Gates believed it was dangerous, foolish and wasteful for the United States to have so many different plans for the straightforward and relatively inflexible mission of nuclear retaliation. As things stood, many targets in the Soviet Union would be struck by American weapons twice, three times, or more. All strategic nuclear weapons, Gates thought, should be integrated under a single planning command and targeted according to that command’s direction. Hence, the Single Integrated Operational Plan.
In fact, however, the idea of a SIOP originated not with Gates but with the Air Staff. While some Air Force officers too were worried about duplication of targeting in the war plans of the day, their main motivation in promoting the idea of a SIOP was the same as their reason for suddenly adopting Kaufmann’s counterforce/no-cities strategy—to fight off the Navy, to maintain SAC’s preeminent position in the strategic-nuclear business in the face of the challenge from Polaris. By 1960, it was clear that Polaris could not be stopped. So the strategy behind SIOP was to co-opt the Polaris, to take it out of the hands of the Navy and place it firmly under the wings of SAC.

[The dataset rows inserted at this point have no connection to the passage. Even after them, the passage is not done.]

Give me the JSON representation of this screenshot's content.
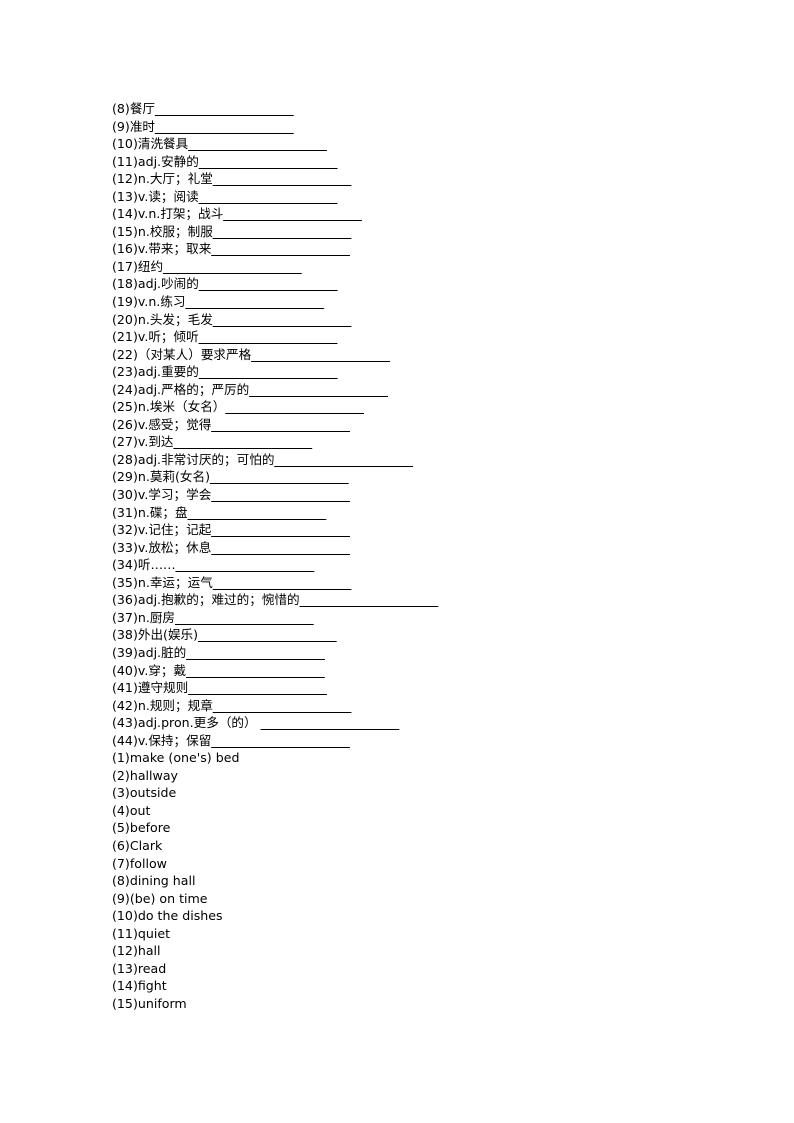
{
  "document": {
    "type": "vocabulary-worksheet",
    "background_color": "#ffffff",
    "text_color": "#000000"
  },
  "prompts": [
    {
      "label": "(8)餐厅",
      "blank": "______________________"
    },
    {
      "label": "(9)准时",
      "blank": "______________________"
    },
    {
      "label": "(10)清洗餐具",
      "blank": "______________________"
    },
    {
      "label": "(11)adj.安静的",
      "blank": "______________________"
    },
    {
      "label": "(12)n.大厅；礼堂",
      "blank": "______________________"
    },
    {
      "label": "(13)v.读；阅读",
      "blank": "______________________"
    },
    {
      "label": "(14)v.n.打架；战斗",
      "blank": "______________________"
    },
    {
      "label": "(15)n.校服；制服",
      "blank": "______________________"
    },
    {
      "label": "(16)v.带来；取来",
      "blank": "______________________"
    },
    {
      "label": "(17)纽约",
      "blank": "______________________"
    },
    {
      "label": "(18)adj.吵闹的",
      "blank": "______________________"
    },
    {
      "label": "(19)v.n.练习",
      "blank": "______________________"
    },
    {
      "label": "(20)n.头发；毛发",
      "blank": "______________________"
    },
    {
      "label": "(21)v.听；倾听",
      "blank": "______________________"
    },
    {
      "label": "(22)（对某人）要求严格",
      "blank": "______________________"
    },
    {
      "label": "(23)adj.重要的",
      "blank": "______________________"
    },
    {
      "label": "(24)adj.严格的；严厉的",
      "blank": "______________________"
    },
    {
      "label": "(25)n.埃米（女名）",
      "blank": "______________________"
    },
    {
      "label": "(26)v.感受；觉得",
      "blank": "______________________"
    },
    {
      "label": "(27)v.到达",
      "blank": "______________________"
    },
    {
      "label": "(28)adj.非常讨厌的；可怕的",
      "blank": "______________________"
    },
    {
      "label": "(29)n.莫莉(女名)",
      "blank": "______________________"
    },
    {
      "label": "(30)v.学习；学会",
      "blank": "______________________"
    },
    {
      "label": "(31)n.碟；盘",
      "blank": "______________________"
    },
    {
      "label": "(32)v.记住；记起",
      "blank": "______________________"
    },
    {
      "label": "(33)v.放松；休息",
      "blank": "______________________"
    },
    {
      "label": "(34)听……",
      "blank": "______________________"
    },
    {
      "label": "(35)n.幸运；运气",
      "blank": "______________________"
    },
    {
      "label": "(36)adj.抱歉的；难过的；惋惜的",
      "blank": "______________________"
    },
    {
      "label": "(37)n.厨房",
      "blank": "______________________"
    },
    {
      "label": "(38)外出(娱乐)",
      "blank": "______________________"
    },
    {
      "label": "(39)adj.脏的",
      "blank": "______________________"
    },
    {
      "label": "(40)v.穿；戴",
      "blank": "______________________"
    },
    {
      "label": "(41)遵守规则",
      "blank": "______________________"
    },
    {
      "label": "(42)n.规则；规章",
      "blank": "______________________"
    },
    {
      "label": "(43)adj.pron.更多（的） ",
      "blank": "______________________"
    },
    {
      "label": "(44)v.保持；保留",
      "blank": "______________________"
    }
  ],
  "answers": [
    "(1)make (one's) bed",
    "(2)hallway",
    "(3)outside",
    "(4)out",
    "(5)before",
    "(6)Clark",
    "(7)follow",
    "(8)dining hall",
    "(9)(be) on time",
    "(10)do the dishes",
    "(11)quiet",
    "(12)hall",
    "(13)read",
    "(14)fight",
    "(15)uniform"
  ]
}
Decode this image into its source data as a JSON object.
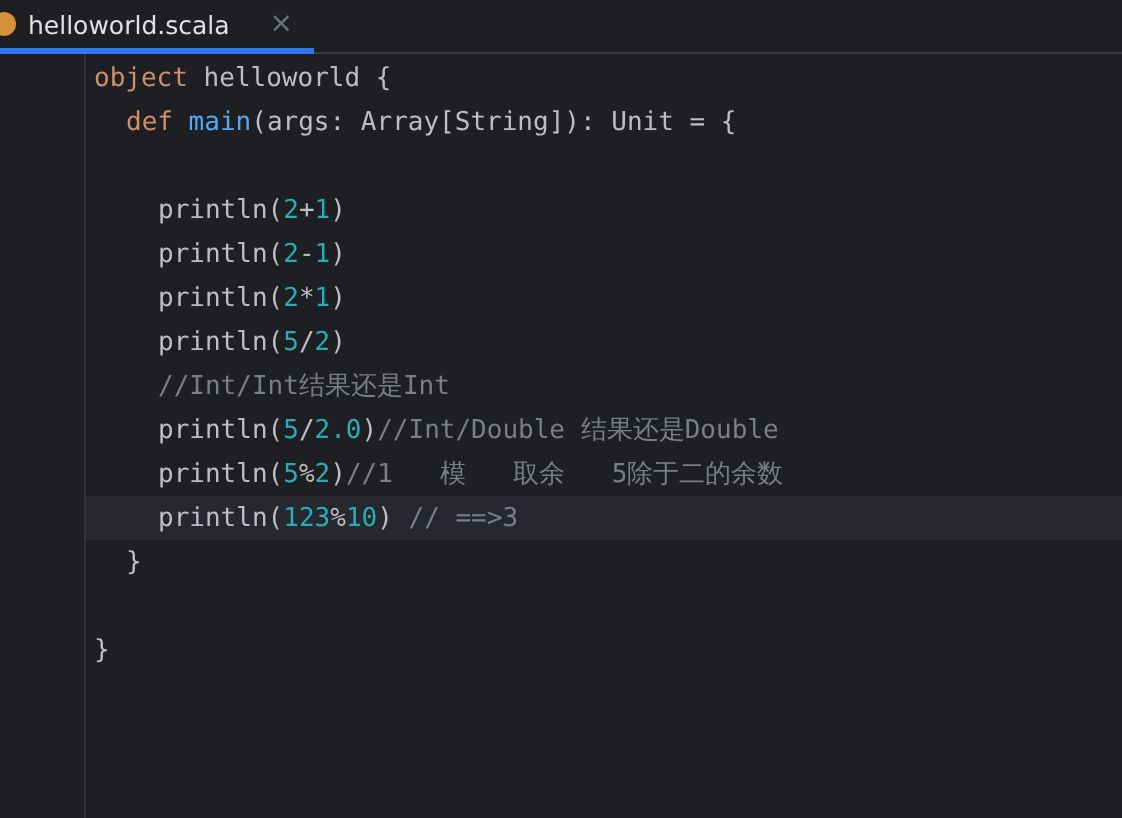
{
  "tab": {
    "title": "helloworld.scala",
    "selected": true,
    "close": "×"
  },
  "code": [
    {
      "kind": "code",
      "current": false,
      "tokens": [
        {
          "kind": "keyword",
          "text": "object"
        },
        {
          "kind": "plain",
          "text": " helloworld {"
        }
      ],
      "children": [
        {
          "kind": "code",
          "current": false,
          "tokens": [
            {
              "kind": "keyword",
              "text": "def"
            },
            {
              "kind": "fn",
              "text": " main"
            },
            {
              "kind": "plain",
              "text": "(args: Array[String]): Unit = {"
            }
          ],
          "children": [
            {
              "kind": "blank",
              "current": false
            },
            {
              "kind": "code",
              "current": false,
              "tokens": [
                {
                  "kind": "plain",
                  "text": "println("
                },
                {
                  "kind": "number",
                  "text": "2"
                },
                {
                  "kind": "plain",
                  "text": "+"
                },
                {
                  "kind": "number",
                  "text": "1"
                },
                {
                  "kind": "plain",
                  "text": ")"
                }
              ]
            },
            {
              "kind": "code",
              "current": false,
              "tokens": [
                {
                  "kind": "plain",
                  "text": "println("
                },
                {
                  "kind": "number",
                  "text": "2"
                },
                {
                  "kind": "plain",
                  "text": "-"
                },
                {
                  "kind": "number",
                  "text": "1"
                },
                {
                  "kind": "plain",
                  "text": ")"
                }
              ]
            },
            {
              "kind": "code",
              "current": false,
              "tokens": [
                {
                  "kind": "plain",
                  "text": "println("
                },
                {
                  "kind": "number",
                  "text": "2"
                },
                {
                  "kind": "plain",
                  "text": "*"
                },
                {
                  "kind": "number",
                  "text": "1"
                },
                {
                  "kind": "plain",
                  "text": ")"
                }
              ]
            },
            {
              "kind": "code",
              "current": false,
              "tokens": [
                {
                  "kind": "plain",
                  "text": "println("
                },
                {
                  "kind": "number",
                  "text": "5"
                },
                {
                  "kind": "plain",
                  "text": "/"
                },
                {
                  "kind": "number",
                  "text": "2"
                },
                {
                  "kind": "plain",
                  "text": ")"
                }
              ]
            },
            {
              "kind": "code",
              "current": false,
              "tokens": [
                {
                  "kind": "comment",
                  "text": "//Int/Int结果还是Int"
                }
              ]
            },
            {
              "kind": "code",
              "current": false,
              "tokens": [
                {
                  "kind": "plain",
                  "text": "println("
                },
                {
                  "kind": "number",
                  "text": "5"
                },
                {
                  "kind": "plain",
                  "text": "/"
                },
                {
                  "kind": "number",
                  "text": "2.0"
                },
                {
                  "kind": "plain",
                  "text": ")"
                },
                {
                  "kind": "comment",
                  "text": "//Int/Double 结果还是Double"
                }
              ]
            },
            {
              "kind": "code",
              "current": false,
              "tokens": [
                {
                  "kind": "plain",
                  "text": "println("
                },
                {
                  "kind": "number",
                  "text": "5"
                },
                {
                  "kind": "plain",
                  "text": "%"
                },
                {
                  "kind": "number",
                  "text": "2"
                },
                {
                  "kind": "plain",
                  "text": ")"
                },
                {
                  "kind": "comment",
                  "text": "//1   模   取余   5除于二的余数"
                }
              ]
            },
            {
              "kind": "code",
              "current": true,
              "tokens": [
                {
                  "kind": "plain",
                  "text": "println("
                },
                {
                  "kind": "number",
                  "text": "123"
                },
                {
                  "kind": "plain",
                  "text": "%"
                },
                {
                  "kind": "number",
                  "text": "10"
                },
                {
                  "kind": "plain",
                  "text": ") "
                },
                {
                  "kind": "comment",
                  "text": "// ==>3"
                }
              ]
            }
          ]
        },
        {
          "kind": "code",
          "current": false,
          "tokens": [
            {
              "kind": "plain",
              "text": "}"
            }
          ]
        },
        {
          "kind": "blank",
          "current": false
        }
      ]
    },
    {
      "kind": "code",
      "current": false,
      "tokens": [
        {
          "kind": "plain",
          "text": "}"
        }
      ]
    }
  ]
}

The Air Staffs original position, ardently advocated by General Tommy White, Air Force Chief of Staff, was to create a unified “Strategic Command,” putting SAC in charge of all the strategic weapons of all the Air Force commands and of the Navy fleets, including the new Polaris missiles. By June 1960, White was convinced by his staff that the Strategic Command notion would not wash: resistance from the Army and the Navy in the working committees of the JCS was too heated, too adamant. White adopted what he had previously planned as a “fallback position” for the Air Force: creating a Joint Strategic Target Planning Agency, which would maintain the separate services but which would integrate the targeting of all their weapons and designate the Commander in Chief of SAC as the Director of Strategic Targeting. On June 14, SAC gave Tom Gates a briefing called “Unity in the Strategic Offensive.” It argued the case for such an agency, which would produce a National Strategic Target List (NSTL) and a Single Integrated Operational Plan (SIOP) under the direction of the SAC Commander.
Gates was easily persuaded that military planning needed integration. In his brief tenure as Secretary of Defense, he was finding the behavior of the Joint Chiefs increasingly appalling. They seemed incapable of arriving at common decisions. Even their intelligence estimates of Soviet military strength wildly differed from one another’s, and were obviously geared to justify their own parochial interests at the expense of the nation’s. In August 1959, the Chairman of the JCS, General Nathan Twining, had asked the Chiefs for answers to eighteen basic questions—“The 18 Questions,” they came to be called—on nuclear targeting. By the time of the SAC briefing ten months later, the Chiefs had yet to agree on answers to any of them, which to Gates made the SAC presentation all the more compelling.